Glyniss Hudson, a chemistry teacher who ran against Moore in the last union election, said the comment “makes it seem like slavery was nothing.”
Moore sent an apology email to district teachers.
Hyperbole has a long history in education, notes Mike Antonucci at EIA Intercepts.
Vouchers could “end up resembling . . . ethnic cleansing” in Kosovo, said education author David Berliner.
* California Teachers Association president Wayne Johnson once reacted to a school dress code for teachers this way: “What have we got, an educational Taliban here? Are they gonna require burqas soon?”
* Wisconsin Education Association Council president Stan Johnson announced a lobbying effort with the words “We will no longer be the captive and oppressed people we’ve been the last 11 years.”
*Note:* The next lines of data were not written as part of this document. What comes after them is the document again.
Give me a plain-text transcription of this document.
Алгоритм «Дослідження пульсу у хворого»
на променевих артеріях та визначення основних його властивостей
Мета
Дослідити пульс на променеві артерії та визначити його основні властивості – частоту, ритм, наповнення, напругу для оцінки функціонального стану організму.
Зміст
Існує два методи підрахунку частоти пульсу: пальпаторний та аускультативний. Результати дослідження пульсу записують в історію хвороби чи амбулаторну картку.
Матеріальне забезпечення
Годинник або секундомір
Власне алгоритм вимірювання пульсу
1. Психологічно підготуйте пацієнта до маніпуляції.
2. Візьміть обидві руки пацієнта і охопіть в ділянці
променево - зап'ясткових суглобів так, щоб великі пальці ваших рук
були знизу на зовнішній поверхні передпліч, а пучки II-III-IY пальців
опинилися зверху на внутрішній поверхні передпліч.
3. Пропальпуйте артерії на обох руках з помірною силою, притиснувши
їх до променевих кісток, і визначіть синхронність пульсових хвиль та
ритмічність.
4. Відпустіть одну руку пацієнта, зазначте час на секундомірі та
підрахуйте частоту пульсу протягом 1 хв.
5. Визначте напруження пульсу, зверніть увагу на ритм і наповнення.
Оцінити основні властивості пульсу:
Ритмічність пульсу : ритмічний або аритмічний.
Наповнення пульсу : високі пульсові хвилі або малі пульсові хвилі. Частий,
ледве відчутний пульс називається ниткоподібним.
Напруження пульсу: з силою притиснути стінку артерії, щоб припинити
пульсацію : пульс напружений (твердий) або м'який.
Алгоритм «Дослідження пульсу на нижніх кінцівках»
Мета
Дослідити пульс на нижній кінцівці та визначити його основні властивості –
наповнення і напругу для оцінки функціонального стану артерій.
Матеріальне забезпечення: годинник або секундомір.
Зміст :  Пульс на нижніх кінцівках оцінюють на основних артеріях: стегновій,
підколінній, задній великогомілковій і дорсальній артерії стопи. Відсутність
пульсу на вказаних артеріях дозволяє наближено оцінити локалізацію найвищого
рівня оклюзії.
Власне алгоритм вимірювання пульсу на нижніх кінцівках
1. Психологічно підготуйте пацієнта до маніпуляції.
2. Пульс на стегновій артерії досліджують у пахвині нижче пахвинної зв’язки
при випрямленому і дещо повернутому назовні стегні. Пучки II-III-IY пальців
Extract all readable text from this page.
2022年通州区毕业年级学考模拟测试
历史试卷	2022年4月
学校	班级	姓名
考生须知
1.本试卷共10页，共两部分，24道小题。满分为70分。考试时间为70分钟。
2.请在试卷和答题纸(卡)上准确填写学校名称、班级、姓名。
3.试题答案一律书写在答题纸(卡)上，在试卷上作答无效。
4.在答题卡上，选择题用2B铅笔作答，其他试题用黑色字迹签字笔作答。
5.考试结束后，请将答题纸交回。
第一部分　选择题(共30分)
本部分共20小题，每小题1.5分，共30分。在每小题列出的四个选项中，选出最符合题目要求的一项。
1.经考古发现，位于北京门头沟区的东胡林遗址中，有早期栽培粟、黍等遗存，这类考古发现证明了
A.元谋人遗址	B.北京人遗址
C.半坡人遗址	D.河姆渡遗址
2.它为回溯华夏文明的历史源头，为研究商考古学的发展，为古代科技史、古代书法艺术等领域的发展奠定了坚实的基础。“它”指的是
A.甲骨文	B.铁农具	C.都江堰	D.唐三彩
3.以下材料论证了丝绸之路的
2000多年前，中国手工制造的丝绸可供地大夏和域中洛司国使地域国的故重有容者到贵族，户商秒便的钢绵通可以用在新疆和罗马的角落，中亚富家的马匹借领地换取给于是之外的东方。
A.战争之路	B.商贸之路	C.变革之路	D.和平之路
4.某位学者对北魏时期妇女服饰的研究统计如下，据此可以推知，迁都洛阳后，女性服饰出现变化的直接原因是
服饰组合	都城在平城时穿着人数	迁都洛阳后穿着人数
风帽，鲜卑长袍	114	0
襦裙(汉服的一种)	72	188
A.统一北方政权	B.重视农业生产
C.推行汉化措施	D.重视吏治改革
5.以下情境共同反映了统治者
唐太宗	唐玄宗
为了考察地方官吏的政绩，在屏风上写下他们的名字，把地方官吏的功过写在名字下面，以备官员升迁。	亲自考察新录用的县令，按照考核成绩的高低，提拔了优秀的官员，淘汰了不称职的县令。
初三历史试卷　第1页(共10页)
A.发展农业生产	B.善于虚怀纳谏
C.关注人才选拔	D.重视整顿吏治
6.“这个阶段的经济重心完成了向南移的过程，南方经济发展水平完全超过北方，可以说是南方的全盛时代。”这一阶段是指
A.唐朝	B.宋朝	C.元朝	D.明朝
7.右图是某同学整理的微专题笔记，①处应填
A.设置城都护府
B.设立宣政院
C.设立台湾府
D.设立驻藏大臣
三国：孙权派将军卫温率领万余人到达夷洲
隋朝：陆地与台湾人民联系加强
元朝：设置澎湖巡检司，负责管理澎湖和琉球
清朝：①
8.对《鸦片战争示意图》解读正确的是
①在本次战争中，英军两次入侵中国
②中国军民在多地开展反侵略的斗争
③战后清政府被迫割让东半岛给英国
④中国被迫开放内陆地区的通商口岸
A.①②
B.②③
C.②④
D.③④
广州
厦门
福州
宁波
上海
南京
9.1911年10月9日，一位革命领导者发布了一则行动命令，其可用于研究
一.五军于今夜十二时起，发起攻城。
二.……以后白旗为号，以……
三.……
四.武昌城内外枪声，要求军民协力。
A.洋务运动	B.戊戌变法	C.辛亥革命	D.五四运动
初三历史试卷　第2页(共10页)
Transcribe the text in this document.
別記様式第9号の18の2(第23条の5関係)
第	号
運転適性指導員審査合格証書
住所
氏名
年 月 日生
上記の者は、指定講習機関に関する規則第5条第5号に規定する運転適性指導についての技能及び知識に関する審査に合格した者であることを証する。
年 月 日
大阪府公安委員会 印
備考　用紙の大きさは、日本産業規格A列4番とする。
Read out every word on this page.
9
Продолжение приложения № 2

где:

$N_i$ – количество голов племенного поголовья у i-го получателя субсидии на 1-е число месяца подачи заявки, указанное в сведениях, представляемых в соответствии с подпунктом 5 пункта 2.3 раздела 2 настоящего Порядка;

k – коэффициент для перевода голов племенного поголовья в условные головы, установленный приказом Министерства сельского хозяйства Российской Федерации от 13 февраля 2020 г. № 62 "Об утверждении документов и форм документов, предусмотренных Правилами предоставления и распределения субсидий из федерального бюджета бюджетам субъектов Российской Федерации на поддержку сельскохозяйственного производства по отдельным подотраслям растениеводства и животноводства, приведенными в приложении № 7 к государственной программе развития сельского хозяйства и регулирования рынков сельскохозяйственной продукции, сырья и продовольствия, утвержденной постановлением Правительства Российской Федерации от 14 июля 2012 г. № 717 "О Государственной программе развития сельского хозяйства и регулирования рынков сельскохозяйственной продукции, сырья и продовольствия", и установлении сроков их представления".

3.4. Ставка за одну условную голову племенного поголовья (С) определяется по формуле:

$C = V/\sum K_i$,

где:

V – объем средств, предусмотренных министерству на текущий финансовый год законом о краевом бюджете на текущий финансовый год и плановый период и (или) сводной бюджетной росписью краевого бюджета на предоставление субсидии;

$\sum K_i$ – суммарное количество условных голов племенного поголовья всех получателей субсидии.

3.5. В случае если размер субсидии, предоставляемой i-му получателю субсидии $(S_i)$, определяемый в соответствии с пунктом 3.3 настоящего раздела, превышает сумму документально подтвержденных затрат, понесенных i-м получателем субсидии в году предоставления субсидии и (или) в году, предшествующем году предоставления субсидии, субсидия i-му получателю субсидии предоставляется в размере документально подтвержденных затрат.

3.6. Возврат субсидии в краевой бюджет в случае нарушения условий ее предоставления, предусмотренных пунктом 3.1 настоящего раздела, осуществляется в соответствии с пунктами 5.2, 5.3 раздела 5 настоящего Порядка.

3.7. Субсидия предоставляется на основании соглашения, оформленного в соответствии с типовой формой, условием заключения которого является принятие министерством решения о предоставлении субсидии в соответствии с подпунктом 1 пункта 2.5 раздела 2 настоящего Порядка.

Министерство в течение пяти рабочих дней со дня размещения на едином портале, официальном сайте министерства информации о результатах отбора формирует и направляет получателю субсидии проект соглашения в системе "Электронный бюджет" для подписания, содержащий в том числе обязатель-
* A reporter asked Baltimore Teachers Union president Marietta English what she would do about the district’s latest contract proposal. She replied, “What happened on the plantation when the slaves had enough?”
Metro Nashville Education Association President Jamye Merritt explained her opposition to performance pay by saying, “People take money every day for things I would not do… there are people that are paid to be assassins.”